Usually I love patterns.
Quilt patterns, weaving patterns, and patterns in math and science
fascinate me. “The Code” is a BBC
television show that explores patterns in nature. It has captivated me for hours. (I know there were only three shows, but I
found the reruns on YouTube). If you study
a pattern, you can often predict what will happen when you next see that
pattern. For example, if you notice a
State Trooper parked on the side of I-40 and you see that you are going over 80
mph, it’s likely that you will next see flashing lights, hear a siren, and be
relieved of a substantial amount of cash.
Recently, I found an even more upsetting pattern while studying HIPAA prosecutions.
In 2005, North Carolina passed a law that requires all
businesses to notify customers when the business suffers a security breach of
customer information. In 2009, the
federal government passed a similar law requiring health care providers to
notify patients of security breaches affecting patient information. Providers must also report certain breaches
to the federal government. The law gave
state Attorneys General authority to prosecute HIPAA violations.
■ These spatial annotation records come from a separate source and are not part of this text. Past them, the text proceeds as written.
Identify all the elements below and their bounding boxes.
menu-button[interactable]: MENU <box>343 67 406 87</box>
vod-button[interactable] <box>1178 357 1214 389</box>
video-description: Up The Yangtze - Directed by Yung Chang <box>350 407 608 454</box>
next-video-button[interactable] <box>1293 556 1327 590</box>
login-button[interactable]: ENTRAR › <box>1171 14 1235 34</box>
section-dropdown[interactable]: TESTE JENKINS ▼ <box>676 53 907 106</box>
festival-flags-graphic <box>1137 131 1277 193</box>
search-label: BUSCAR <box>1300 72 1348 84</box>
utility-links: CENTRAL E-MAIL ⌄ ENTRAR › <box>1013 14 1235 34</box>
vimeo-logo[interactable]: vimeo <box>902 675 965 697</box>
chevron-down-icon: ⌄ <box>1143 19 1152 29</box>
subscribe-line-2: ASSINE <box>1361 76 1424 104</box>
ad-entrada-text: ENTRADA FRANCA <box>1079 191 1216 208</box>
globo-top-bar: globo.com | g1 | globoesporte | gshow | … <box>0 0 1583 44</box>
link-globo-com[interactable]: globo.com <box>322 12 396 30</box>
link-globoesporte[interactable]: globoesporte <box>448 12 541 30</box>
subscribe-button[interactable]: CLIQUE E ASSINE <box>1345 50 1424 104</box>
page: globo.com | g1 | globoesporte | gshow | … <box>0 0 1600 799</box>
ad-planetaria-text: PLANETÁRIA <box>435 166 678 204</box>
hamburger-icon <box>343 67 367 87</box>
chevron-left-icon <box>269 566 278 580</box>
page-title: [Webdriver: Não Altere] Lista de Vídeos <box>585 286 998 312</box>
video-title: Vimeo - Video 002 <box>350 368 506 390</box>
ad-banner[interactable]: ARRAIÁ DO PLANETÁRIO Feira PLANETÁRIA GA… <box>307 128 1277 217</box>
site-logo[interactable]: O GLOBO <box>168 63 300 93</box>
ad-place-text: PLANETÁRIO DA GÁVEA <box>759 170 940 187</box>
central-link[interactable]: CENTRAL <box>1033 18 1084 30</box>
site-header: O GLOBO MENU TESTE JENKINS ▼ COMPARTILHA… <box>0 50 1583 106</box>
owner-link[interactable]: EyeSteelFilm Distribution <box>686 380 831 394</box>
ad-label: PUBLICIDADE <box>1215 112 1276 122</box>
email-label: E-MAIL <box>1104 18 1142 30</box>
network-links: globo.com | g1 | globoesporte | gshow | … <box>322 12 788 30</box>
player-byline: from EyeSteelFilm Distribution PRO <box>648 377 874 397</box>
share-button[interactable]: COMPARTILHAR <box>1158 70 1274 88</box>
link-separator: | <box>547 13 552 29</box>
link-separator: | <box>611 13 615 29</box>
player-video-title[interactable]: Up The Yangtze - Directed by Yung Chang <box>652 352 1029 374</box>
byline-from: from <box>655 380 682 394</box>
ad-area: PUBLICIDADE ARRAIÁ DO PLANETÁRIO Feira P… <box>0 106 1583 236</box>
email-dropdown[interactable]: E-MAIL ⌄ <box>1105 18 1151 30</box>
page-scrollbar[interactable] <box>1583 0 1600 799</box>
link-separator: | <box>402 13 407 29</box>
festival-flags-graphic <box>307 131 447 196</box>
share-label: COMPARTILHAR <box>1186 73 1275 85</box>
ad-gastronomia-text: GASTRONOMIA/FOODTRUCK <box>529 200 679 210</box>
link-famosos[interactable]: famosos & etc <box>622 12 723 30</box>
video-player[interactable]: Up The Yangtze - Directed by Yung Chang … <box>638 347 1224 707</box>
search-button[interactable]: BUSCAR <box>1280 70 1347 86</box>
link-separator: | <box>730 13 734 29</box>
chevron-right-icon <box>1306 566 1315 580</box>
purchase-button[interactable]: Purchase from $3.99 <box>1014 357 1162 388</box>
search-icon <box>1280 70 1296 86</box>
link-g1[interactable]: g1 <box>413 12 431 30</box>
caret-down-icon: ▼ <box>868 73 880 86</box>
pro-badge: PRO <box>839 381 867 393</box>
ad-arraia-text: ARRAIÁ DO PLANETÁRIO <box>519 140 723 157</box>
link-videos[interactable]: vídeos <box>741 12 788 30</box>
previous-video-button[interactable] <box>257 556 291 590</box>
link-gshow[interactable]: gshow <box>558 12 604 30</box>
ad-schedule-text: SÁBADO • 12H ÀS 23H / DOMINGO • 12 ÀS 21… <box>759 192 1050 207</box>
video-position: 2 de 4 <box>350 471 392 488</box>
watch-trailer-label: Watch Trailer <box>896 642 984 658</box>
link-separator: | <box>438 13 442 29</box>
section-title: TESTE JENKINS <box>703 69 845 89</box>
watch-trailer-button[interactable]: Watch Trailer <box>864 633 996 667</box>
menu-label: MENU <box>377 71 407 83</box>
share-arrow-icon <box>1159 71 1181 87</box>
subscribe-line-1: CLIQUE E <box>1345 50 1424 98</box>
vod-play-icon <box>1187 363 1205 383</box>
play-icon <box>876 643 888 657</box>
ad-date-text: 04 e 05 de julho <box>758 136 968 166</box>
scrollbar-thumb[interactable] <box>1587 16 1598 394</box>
In 2010, a Massachusetts hospital hired a company to erase
computer tapes with medical information on 800,000 patients. It shipped several boxes of the unencrypted
back-up tapes to the company. Only one of the boxes arrived at its intended
destination. No one ever found the other
boxes. In compliance with breach
notification laws, the hospital reported the breach to the government. The state Attorney General’s office responded
by initiating a HIPAA prosecution against the hospital. Eventually, the case settled for $750,000 in
penalties.
In another case, thieves stole a laptop containing
unencrypted patient records maintained by a Massachusetts Eye and Ear
Clinic. After the clinic filed a breach
report, the HIPAA police fined the clinic $1.5 million and required it to
retain an “independent monitor” of its security practices. The clinic had never conducted the security risk
analyses required by HIPAA. Its policies
governing portable devices were “inadequate.”
BlueCross BlueShield of Tennessee also felt the sting of a
breach report. On 57 unencrypted hard
drives, the company had recorded customer service calls that included patient names,
Social Security numbers and medical information. BCBS stored the hard drives at a leased
facility. Thieves stole the drives. As required by law, BCBS filed a breach
notification report. The HIPAA police
rode onto the scene and hit the company with a $1.5 million penalty. BCBS must also meet numerous administrative
requirements in the future.
Apparently, the federal government is even willing to go
after state agencies for HIPAA violations.
The Alaska Department of Health and Social Services filed a breach
report stating that thieves had broken into a DHSS employee’s car and stolen a
USB drive containing unencrypted patient information. Based on the breach report, the HIPAA police
began an investigation. Alaska had to
pay $1.7 million in penalties and has to comply with numerous provisions to
improve its security standards. Where
was Sarah Palin when they needed her?
The feds have stated that the breach reporting laws are an
“important enforcement tool.” What an
understatement! The reports serve as
detailed confessions of HIPAA violations.
With those reports and hundreds of regulations, standards, and
guidelines that only lawyers who are computer experts can understand,
prosecution should be a piece of cake.
Yet, we can learn from the above cases. First, encrypt all patient/customer
data. Be sure to encrypt emails that
transmit patient information, including xrays.
Second, make sure that any person or agency that has access to your
patient information has signed a business associate agreement as required by
HIPAA. Third, if you sustain a breach,
immediately notify your attorney. DO NOT
try to file a breach report without legal advice – unless you have a few
million dollars to throw away. Fourth,
be extremely careful in how you destroy patient records that are no longer
needed. If you ship them to a facility
for destruction, be sure that you have checked out the facility and have a
business associate agreement with it.
If you study the federal government’s HIPAA website, you
will see that there have been more breach notification reports than there are
stars in the sky. Accordingly, the HIPAA
police have hired a private corporation to help with prosecutions. It paid the company millions of dollars in 2012. It seems to me that leveling multi-million
dollar fines against an overburdened health care industry and against states
that are already drowning in debt may not be the best solution to the problem
of privacy rights violations. Perhaps
someone in Washington needs to take a look at this. Wait – never mind – that’s how we got into
this mess in the first place.
( See, I do love patterns. Even my dishcloths have patterns.)